The aim of Remembrance Day is to keep the memory of the Holocaust alive and to inform young people about the dangers of intolerance, racial hatred and ignorance. The organised activities are supposed to raise young students’ awareness for often subconscious prejudices, stereotypes and violence towards others, and to abolish them. They are motivated to initiate and support steps towards social cohesion, and to actively participate in the building of a better and fairer world.

In the context of the International Holocaust Remembrance Day 2018, two films will be shown: “Wiedersehen mit Brundbibár” (2014) by Douglas Wolfsperger and “#uploading_holocaust” (2016) by Sagi Bornstein and Udi Nir, the latter shown in an additional public screening at the Cinémathèque de la Ville de Luxembourg on Thursday 25 January 2018 at 18:30.
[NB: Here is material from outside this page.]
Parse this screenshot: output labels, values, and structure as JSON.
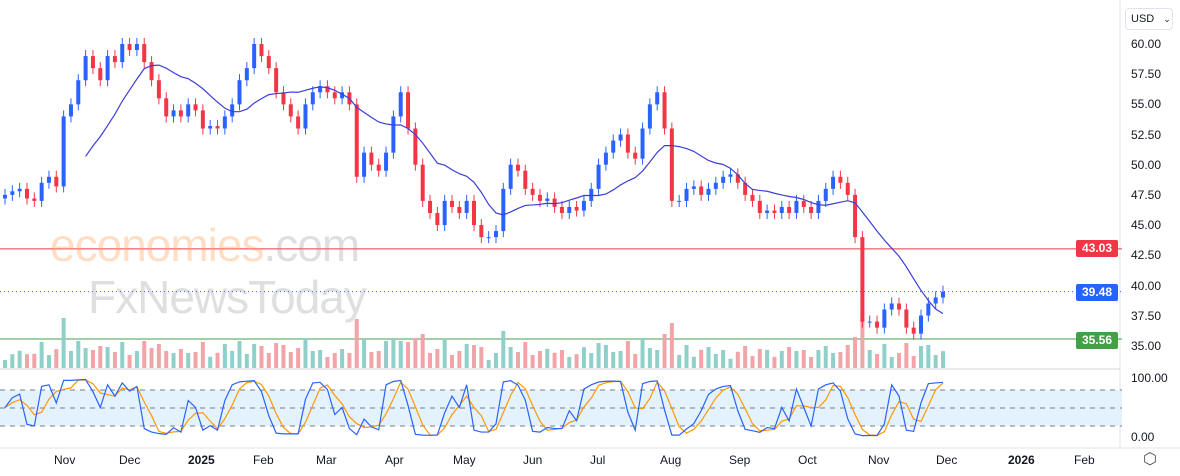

Every year, 30,000 Israeli students go on a very special school trip: The “Journey to Poland” takes them to former concentration camps, mass graves, ghettos and memorials. They capture their experiences in YouTube videos, immortalising the collective trauma and thus allowing for a moving insight into the history of Jews in Europe. "#uploading_holocaust" curates thousands of those videos, offering the unique point of view of a new generation and revealing a touching and troubling image of the way collective memory is formed in the age of social media.


Director Douglas Wolfsperger follows the youth theatre ensemble of the Schaubühne in Berlin during their rehearsals for a new play, “Brundibár”, a historical children’s opera surrounded by tragedy and a moving story. The play was first performed in 1942 in the Theresienstadt concentration camp where imprisoned children were made to appear in it over 55 times. When the young actors of today travel to Theresienstadt accompanied by Greta Klingsberg, one of the few surviving members of the original cast, they reconnect with the true roots of the story. Soon they realise that there is more that unites them as a group than sets them apart.